A few deliberate limits:

  • He’s not a grammar checker. The Lorekeeper cares about canonical consistency, not grammatical correctness. Bad grammar doesn’t show up in his reports. For grammar work, use Hawken’s style analysis or ProseGuard.
  • He’s not a fact-checker. If your prose says something that’s wrong about the real world (“the character loaded 20 rounds into the revolver”), the Lorekeeper doesn’t catch it — that’s WorldKnowledge’s job. The Lorekeeper only checks against your own Legendry.
  • He’s not a story critic.
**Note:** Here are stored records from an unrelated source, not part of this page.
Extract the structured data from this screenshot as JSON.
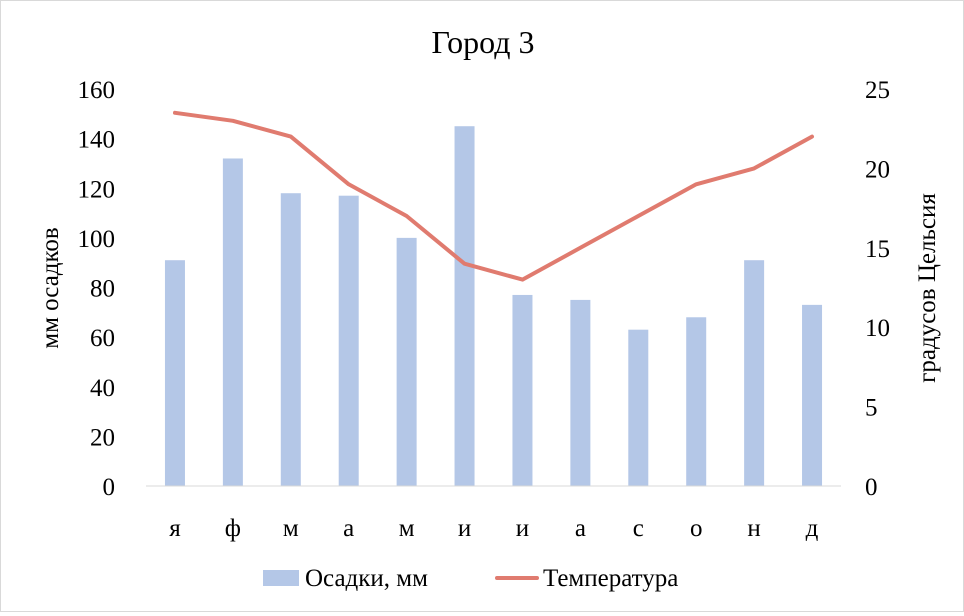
{
  "chart_data": {
    "type": "bar+line",
    "title": "Город 3",
    "categories": [
      "я",
      "ф",
      "м",
      "а",
      "м",
      "и",
      "и",
      "а",
      "с",
      "о",
      "н",
      "д"
    ],
    "series": [
      {
        "name": "Осадки, мм",
        "type": "bar",
        "axis": "left",
        "color": "#b4c7e7",
        "values": [
          91,
          132,
          118,
          117,
          100,
          145,
          77,
          75,
          63,
          68,
          91,
          73
        ]
      },
      {
        "name": "Температура",
        "type": "line",
        "axis": "right",
        "color": "#e07b6f",
        "values": [
          23.5,
          23,
          22,
          19,
          17,
          14,
          13,
          15,
          17,
          19,
          20,
          22
        ]
      }
    ],
    "y_left": {
      "label": "мм осадков",
      "range": [
        0,
        160
      ],
      "ticks": [
        0,
        20,
        40,
        60,
        80,
        100,
        120,
        140,
        160
      ]
    },
    "y_right": {
      "label": "градусов Цельсия",
      "range": [
        0,
        25
      ],
      "ticks": [
        0,
        5,
        10,
        15,
        20,
        25
      ]
    },
    "grid": false,
    "legend_position": "bottom"
  }
}
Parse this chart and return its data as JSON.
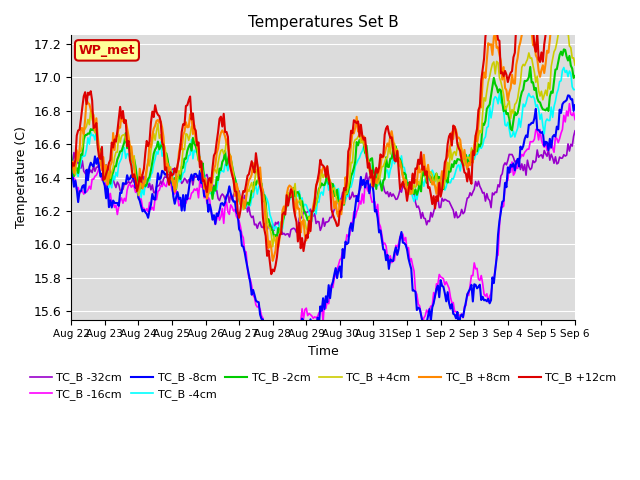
{
  "title": "Temperatures Set B",
  "ylabel": "Temperature (C)",
  "xlabel": "Time",
  "ylim": [
    15.55,
    17.25
  ],
  "yticks": [
    15.6,
    15.8,
    16.0,
    16.2,
    16.4,
    16.6,
    16.8,
    17.0,
    17.2
  ],
  "xtick_labels": [
    "Aug 22",
    "Aug 23",
    "Aug 24",
    "Aug 25",
    "Aug 26",
    "Aug 27",
    "Aug 28",
    "Aug 29",
    "Aug 30",
    "Aug 31",
    "Sep 1",
    "Sep 2",
    "Sep 3",
    "Sep 4",
    "Sep 5",
    "Sep 6"
  ],
  "xtick_positions": [
    0,
    24,
    48,
    72,
    96,
    120,
    144,
    168,
    192,
    216,
    240,
    264,
    288,
    312,
    336,
    360
  ],
  "series": [
    {
      "label": "TC_B -32cm",
      "color": "#9900cc",
      "lw": 1.2
    },
    {
      "label": "TC_B -16cm",
      "color": "#ff00ff",
      "lw": 1.2
    },
    {
      "label": "TC_B -8cm",
      "color": "#0000ff",
      "lw": 1.5
    },
    {
      "label": "TC_B -4cm",
      "color": "#00ffff",
      "lw": 1.2
    },
    {
      "label": "TC_B -2cm",
      "color": "#00cc00",
      "lw": 1.5
    },
    {
      "label": "TC_B +4cm",
      "color": "#cccc00",
      "lw": 1.2
    },
    {
      "label": "TC_B +8cm",
      "color": "#ff8800",
      "lw": 1.5
    },
    {
      "label": "TC_B +12cm",
      "color": "#dd0000",
      "lw": 1.5
    }
  ],
  "wp_met_box_color": "#ffff99",
  "wp_met_text_color": "#cc0000",
  "background_color": "#dcdcdc",
  "grid_color": "#ffffff"
}
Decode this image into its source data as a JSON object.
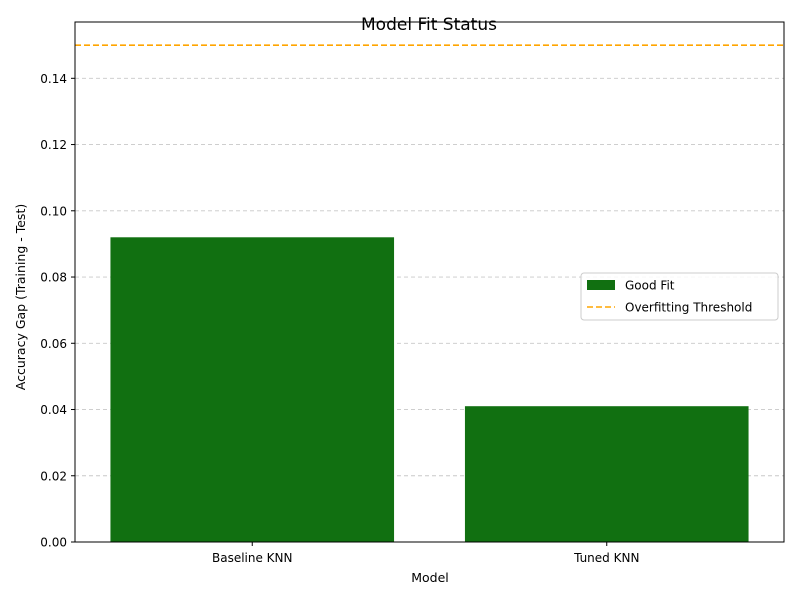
{
  "chart_data": {
    "type": "bar",
    "title": "Model Fit Status",
    "xlabel": "Model",
    "ylabel": "Accuracy Gap (Training - Test)",
    "categories": [
      "Baseline KNN",
      "Tuned KNN"
    ],
    "values": [
      0.092,
      0.041
    ],
    "ylim": [
      0,
      0.157
    ],
    "yticks": [
      "0.00",
      "0.02",
      "0.04",
      "0.06",
      "0.08",
      "0.10",
      "0.12",
      "0.14"
    ],
    "grid": "y-dashed",
    "threshold": {
      "value": 0.15,
      "label": "Overfitting Threshold",
      "color": "#ffa500"
    },
    "legend": {
      "placement": "center-right",
      "entries": [
        {
          "label": "Good Fit",
          "color": "#117011",
          "kind": "patch"
        },
        {
          "label": "Overfitting Threshold",
          "color": "#ffa500",
          "kind": "dashed-line"
        }
      ]
    },
    "bar_color": "#117011"
  }
}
If a scene is paced badly or a character motivation doesn’t make sense, the Lorekeeper doesn’t care. He only checks facts, not craft. For craft-level critique, use Hawken’s developmental edit passes.
  • He’s not a real-time annotation layer. The Lorekeeper runs explicit checks on explicit documents. There’s no continuous background analysis that highlights problems as you type (except via the optional file monitoring feature, which is more of a periodic re-check than a real-time layer).